Шрифт:
Я повторяю, продолжаю:
– это была система, которая ввела первые в мире концентрационные лагеря;
– это была система, которая в XX веке первая ввела систему заложников, то есть брать не того, кого преследуют, а брать его семью или просто брать приблизительно кого-нибудь и расстреливать их.
Эта система заложников и преследования семей существует и сегодня, она и сегодня является самым сильным орудием преследования, потому что самые смелые люди, которые не боятся за себя, могут дрогнуть от угрозы своей семье.
– Это была система, которая первая ввела, до Гитлера, задолго до Гитлера, фальшивые объявления о регистрации, то есть вот такие-то, такие-то должны явиться на регистрацию. Они приходят регистрироваться, а их уводят на уничтожение. У нас тогда не было, по технике, газовых камер, у нас применялись баржи, а баржи набивали по сотне, по тысяче людей и топили их;
– это была система, которая обманула трудящихся во всех своих декретах: декрете о земле; декрете о мире, декрете о заводах, декрете о свободе печати;
– это была система, которая уничтожила все остальные партии. Я прошу вас понять: она уничтожила не просто партии, не распустила их, но членов уничтожила, всех членов партий уничтожила других, вот так она их уничтожила;
– это была система, которая провела геноцид крестьянства: пятнадцать миллионов крестьян было отослано на уничтожение;
– система, которая ввела крепостное право, так называемый "паспортный режим";
– это была система, которая в мирное время на Украине искусственно вызвала голод. Шесть миллионов человек умерло от голода на Украине в 32-м-33-м году на самом краю Европы! В Европе умерло, и Европа не заметила, и мир не заметил... шесть миллионов человек!
Я мог бы продолжать это перечисление, однако я должен остановиться. Я останавливаюсь, потому что я дошел до 1933 года. Это был тот самый год, вот со всем этим итогом, со всем, что я перечислил, когда ваш президент Рузвельт и ваш конгресс сочли эту систему достойной дипломатического признания, дружбы и помощи. Я напомню, что великий Вашингтон не согласился на признание французского Конвента из-за его зверств. Я напомню, что и в 1933 году в вашей стране раздавались голоса, возражающие против признания Советского Союза. Однако, признание состоялось, и тем было положено начало и дружбе, и, вскоре, военному союзу.

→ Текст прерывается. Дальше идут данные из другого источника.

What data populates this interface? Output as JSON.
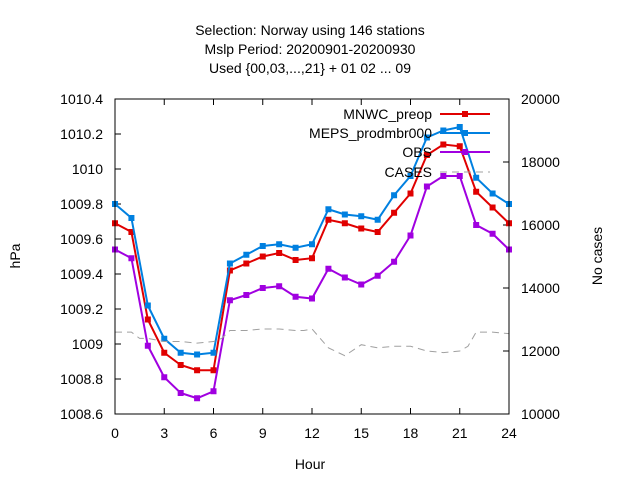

Советская система так закрыта, что ее почти невозможно понять отсюда. И ваши самые ученые теоретики пишут научные труды, пытаются объяснить и понять, что происходит там, и вот несколько таких наивных объяснений, которые нам, советским людям, просто смешны. То говорят, советские вожди отказались теперь от своей человеконенавистнической идеологии. Нисколько. Нисколько от нее не отказались. То говорят - в Кремле есть "левые" и "правые" и там идет борьба, и мы должны себя так вести, чтобы не помешать "левым". Все это фантазия: левые... правые... Ну есть там какая-то борьба за власть - но в главном они все заодно. Или еще есть такая теория, что теперь благодаря росту техники растет технократия в Советском Союзе, растет инженерия - и инженеры теперь правят хозяйством, и вот скоро они будут определять судьбу, а не партия. Скажу вам - инженеры столько же будут определять судьбу, сколько наши генералы - судьбу армии, то есть - ноль. Все будут делать так, как скажет партия" (I, стр. 210-212, 222-223. Разрядка Солженицына).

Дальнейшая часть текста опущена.